MILANO - L’oggettivazione della condotta senza la necessità della presenza di intenzionalità. È uno dei cardini della giurisprudenza Figc in tema di lotta al razzismo. Lo evidenzia l’avvocato Cristiano Novazio dello studio legale DN Law di Milano, esperto di diritto sportivo, difensore di numerosi club e tesserati di massima serie davanti ai tribunali federali, agli organi della Fifa e al Tas di Losanna.
Come potrà svilupparsi il caso dell’insulto razzista attribuito da Juan Jesus ad Acerbi?
«Innanzitutto bisogna sottolineare che, per applicare con il giusto rigore l’articolo 2 dello Statuto Figc e l’articolo 28 del Codice di giustizia sportiva Figc in tema di lotta al razzismo e ogni forma di discriminazione, è stato stabilito che vale la percezione oggettiva dell’insulto senza alcuna valorizzazione dell’elemento soggettivo: è sufficiente che l’offesa sia in sé percepibile come razzista e discriminatoria».
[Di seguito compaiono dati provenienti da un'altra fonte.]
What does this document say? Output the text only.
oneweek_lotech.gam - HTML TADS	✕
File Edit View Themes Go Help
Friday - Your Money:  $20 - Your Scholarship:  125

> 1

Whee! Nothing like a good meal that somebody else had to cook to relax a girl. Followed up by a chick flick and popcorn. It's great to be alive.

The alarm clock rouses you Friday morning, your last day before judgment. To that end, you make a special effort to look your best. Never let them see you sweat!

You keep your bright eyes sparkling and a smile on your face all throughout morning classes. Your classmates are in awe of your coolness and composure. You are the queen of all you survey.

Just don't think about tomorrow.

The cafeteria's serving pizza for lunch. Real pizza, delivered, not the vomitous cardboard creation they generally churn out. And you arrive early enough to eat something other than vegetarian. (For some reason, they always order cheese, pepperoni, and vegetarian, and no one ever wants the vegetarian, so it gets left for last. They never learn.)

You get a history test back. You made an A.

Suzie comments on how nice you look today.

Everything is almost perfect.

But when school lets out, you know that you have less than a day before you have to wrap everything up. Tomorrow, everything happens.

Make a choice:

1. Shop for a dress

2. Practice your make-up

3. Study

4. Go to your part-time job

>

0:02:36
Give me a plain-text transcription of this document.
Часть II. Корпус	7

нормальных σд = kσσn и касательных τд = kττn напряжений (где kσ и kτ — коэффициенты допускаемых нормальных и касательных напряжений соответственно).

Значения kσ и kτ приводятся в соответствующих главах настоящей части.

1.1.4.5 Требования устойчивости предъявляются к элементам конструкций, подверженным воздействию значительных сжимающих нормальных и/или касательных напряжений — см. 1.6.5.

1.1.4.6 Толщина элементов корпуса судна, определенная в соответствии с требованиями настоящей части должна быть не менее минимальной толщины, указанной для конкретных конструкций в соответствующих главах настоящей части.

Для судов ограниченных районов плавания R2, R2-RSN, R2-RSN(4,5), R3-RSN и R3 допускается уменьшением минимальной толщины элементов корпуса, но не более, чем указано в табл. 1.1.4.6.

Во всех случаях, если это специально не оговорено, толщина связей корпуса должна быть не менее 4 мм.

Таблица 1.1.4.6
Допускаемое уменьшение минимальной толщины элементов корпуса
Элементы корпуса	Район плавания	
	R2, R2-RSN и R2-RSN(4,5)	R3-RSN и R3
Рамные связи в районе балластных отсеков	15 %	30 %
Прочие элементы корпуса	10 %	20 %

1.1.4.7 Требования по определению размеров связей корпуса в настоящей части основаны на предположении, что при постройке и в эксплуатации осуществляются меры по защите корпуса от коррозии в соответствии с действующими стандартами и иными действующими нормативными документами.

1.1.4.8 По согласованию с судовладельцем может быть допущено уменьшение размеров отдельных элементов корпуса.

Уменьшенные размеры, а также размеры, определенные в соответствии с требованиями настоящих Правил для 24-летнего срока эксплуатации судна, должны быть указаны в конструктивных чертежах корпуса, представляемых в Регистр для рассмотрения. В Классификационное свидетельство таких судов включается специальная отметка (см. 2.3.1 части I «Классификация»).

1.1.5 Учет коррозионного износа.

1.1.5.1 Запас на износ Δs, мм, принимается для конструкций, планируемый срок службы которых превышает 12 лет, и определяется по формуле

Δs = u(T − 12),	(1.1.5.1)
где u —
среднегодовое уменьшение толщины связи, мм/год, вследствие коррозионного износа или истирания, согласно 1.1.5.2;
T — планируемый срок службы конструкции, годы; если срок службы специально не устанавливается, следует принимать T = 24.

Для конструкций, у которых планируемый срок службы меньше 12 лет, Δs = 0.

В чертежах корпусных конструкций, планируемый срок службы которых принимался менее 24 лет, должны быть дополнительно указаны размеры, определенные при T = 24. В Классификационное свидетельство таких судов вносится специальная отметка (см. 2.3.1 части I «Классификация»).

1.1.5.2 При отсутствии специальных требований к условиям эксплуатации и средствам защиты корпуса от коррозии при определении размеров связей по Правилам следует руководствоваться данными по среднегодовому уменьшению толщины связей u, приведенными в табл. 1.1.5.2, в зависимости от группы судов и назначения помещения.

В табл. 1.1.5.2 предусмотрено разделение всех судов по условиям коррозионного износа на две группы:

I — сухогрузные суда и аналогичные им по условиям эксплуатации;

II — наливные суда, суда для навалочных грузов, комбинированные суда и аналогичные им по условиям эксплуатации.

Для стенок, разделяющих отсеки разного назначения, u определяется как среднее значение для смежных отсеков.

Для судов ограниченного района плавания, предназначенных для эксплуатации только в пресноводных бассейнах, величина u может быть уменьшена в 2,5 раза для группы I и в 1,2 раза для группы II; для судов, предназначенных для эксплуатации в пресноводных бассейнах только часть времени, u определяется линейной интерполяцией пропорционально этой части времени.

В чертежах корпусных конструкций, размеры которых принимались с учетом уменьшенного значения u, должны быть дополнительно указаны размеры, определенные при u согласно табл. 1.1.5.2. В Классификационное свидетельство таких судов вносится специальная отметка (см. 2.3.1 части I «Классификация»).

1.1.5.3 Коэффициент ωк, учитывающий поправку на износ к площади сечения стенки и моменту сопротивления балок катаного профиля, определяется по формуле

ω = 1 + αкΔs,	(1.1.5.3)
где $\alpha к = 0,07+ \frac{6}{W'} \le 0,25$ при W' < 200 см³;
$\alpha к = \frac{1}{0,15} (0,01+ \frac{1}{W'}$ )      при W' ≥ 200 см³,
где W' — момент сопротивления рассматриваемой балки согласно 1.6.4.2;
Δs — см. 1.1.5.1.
È il riflesso della particolare severità con cui la Figc intende combattere il razzismo?
«Si. In questo ambito i criteri sono più rigidi, al contrario, per esempio, della condotta violenta dove, invece, rileva l’intenzione del giocatore di arrecare danno all’incolumità dell’avversario. Recentemente proprio con questa distinzione siamo riusciti a ottenere uno sconto di pena da tre a due giornate per un giocatore autore di una gomitata. Abbiamo dimostrato che non c’era intento lesivo e la condotta violenta è stata derubricata in gravemente antisportiva».
Quindi non servirebbe molto dire di non essere stato mosso da intenti razzisti, come pare abbia fatto Acerbi nel chiarimento con l’Inter?
«Esattamente, perché siamo in un ambito di oggettivazione della condotta. Conta quello che ha detto, non l’intenzione con cui l’ha fatto».